Évolution des préférences des consommateurs

Cette définition renvoie évidemment aux enjeux écologiques et climatiques qui exercent une forte pression sur la production du luxe depuis une vingtaine d’années. On peut même avancer qu’elle en découle. D’autant plus que les clientes et les clients expriment une forte envie de produits de luxe durables et responsables. En opposition aux pratiques de la fast fashion qui produit des vêtements très vite, très souvent, bon marché, et serait responsable de 2% des émissions annuelles de gaz à effet de serre.

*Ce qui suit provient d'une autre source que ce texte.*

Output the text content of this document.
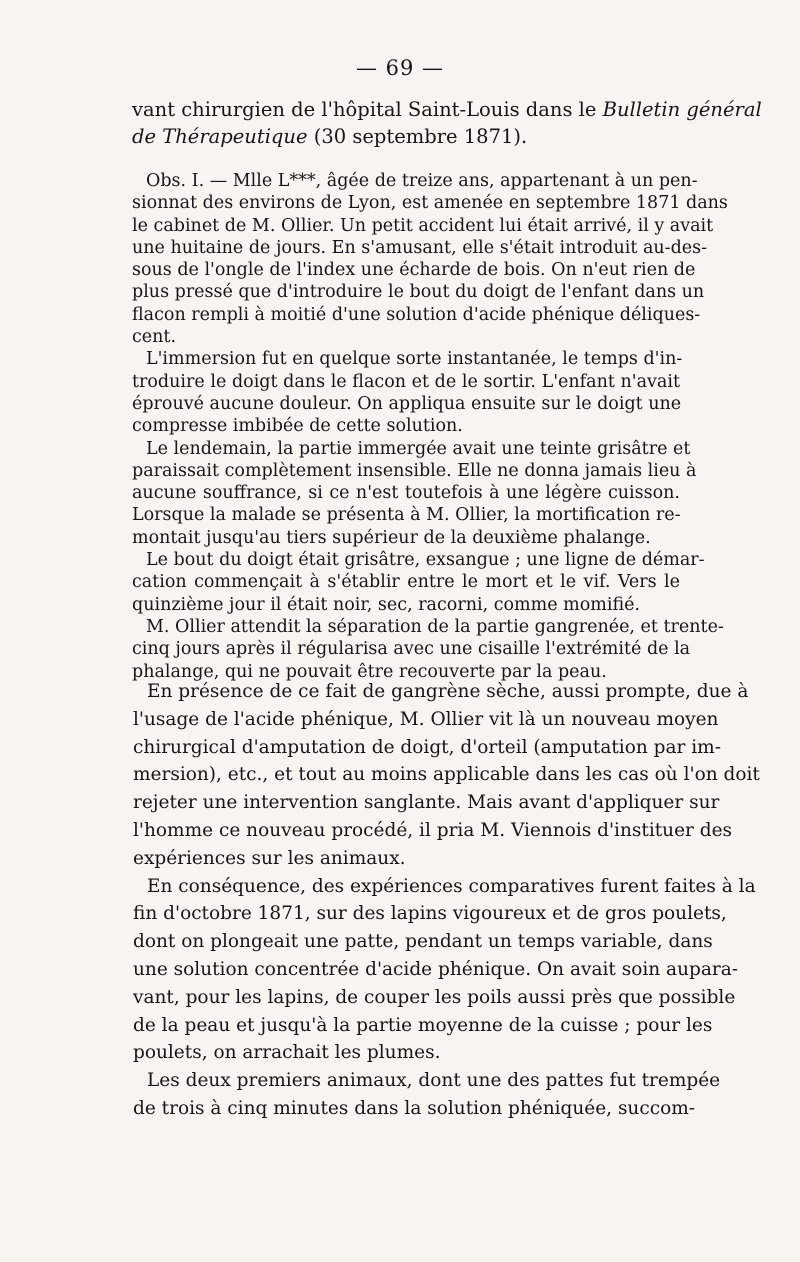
— 69 —
vant chirurgien de l'hôpital Saint-Louis dans le Bulletin général
de Thérapeutique (30 septembre 1871).
Obs. I. — Mlle L***, âgée de treize ans, appartenant à un pen-
sionnat des environs de Lyon, est amenée en septembre 1871 dans
le cabinet de M. Ollier. Un petit accident lui était arrivé, il y avait
une huitaine de jours. En s'amusant, elle s'était introduit au-des-
sous de l'ongle de l'index une écharde de bois. On n'eut rien de
plus pressé que d'introduire le bout du doigt de l'enfant dans un
flacon rempli à moitié d'une solution d'acide phénique déliques-
cent.
L'immersion fut en quelque sorte instantanée, le temps d'in-
troduire le doigt dans le flacon et de le sortir. L'enfant n'avait
éprouvé aucune douleur. On appliqua ensuite sur le doigt une
compresse imbibée de cette solution.
Le lendemain, la partie immergée avait une teinte grisâtre et
paraissait complètement insensible. Elle ne donna jamais lieu à
aucune souffrance, si ce n'est toutefois à une légère cuisson.
Lorsque la malade se présenta à M. Ollier, la mortification re-
montait jusqu'au tiers supérieur de la deuxième phalange.
Le bout du doigt était grisâtre, exsangue ; une ligne de démar-
cation commençait à s'établir entre le mort et le vif. Vers le
quinzième jour il était noir, sec, racorni, comme momifié.
M. Ollier attendit la séparation de la partie gangrenée, et trente-
cinq jours après il régularisa avec une cisaille l'extrémité de la
phalange, qui ne pouvait être recouverte par la peau.
En présence de ce fait de gangrène sèche, aussi prompte, due à
l'usage de l'acide phénique, M. Ollier vit là un nouveau moyen
chirurgical d'amputation de doigt, d'orteil (amputation par im-
mersion), etc., et tout au moins applicable dans les cas où l'on doit
rejeter une intervention sanglante. Mais avant d'appliquer sur
l'homme ce nouveau procédé, il pria M. Viennois d'instituer des
expériences sur les animaux.
En conséquence, des expériences comparatives furent faites à la
fin d'octobre 1871, sur des lapins vigoureux et de gros poulets,
dont on plongeait une patte, pendant un temps variable, dans
une solution concentrée d'acide phénique. On avait soin aupara-
vant, pour les lapins, de couper les poils aussi près que possible
de la peau et jusqu'à la partie moyenne de la cuisse ; pour les
poulets, on arrachait les plumes.
Les deux premiers animaux, dont une des pattes fut trempée
de trois à cinq minutes dans la solution phéniquée, succom-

Selon une étude menée en 2019 par le Boston Consulting Group, un cabinet international de conseil en stratégie, plus de 60% des consommatrices et consommateurs du luxe déclaraient «préférer une marque soucieuse de son impact social et environnemental», soit 10 points de plus qu’en 2013. En deux mots, dès la fin des années 1990, le luxe, malgré son impact environnemental réduit comparé à d’autres secteurs industriels – mais cependant symboliquement emblématique –, se réinvente en fonction des impératifs écologiques et du développement durable, sans parler de la révolution numérique qui rebat les cartes du secteur. À titre d’exemple, deux grands groupes français – Kering (propriétaire de plusieurs marques, dont Gucci et Yves Saint Laurent) et LVMH (Louis Vuitton-Moët-Hennessy) s’engagent désormais, et le font savoir, sur la voie de la neutralité carbone.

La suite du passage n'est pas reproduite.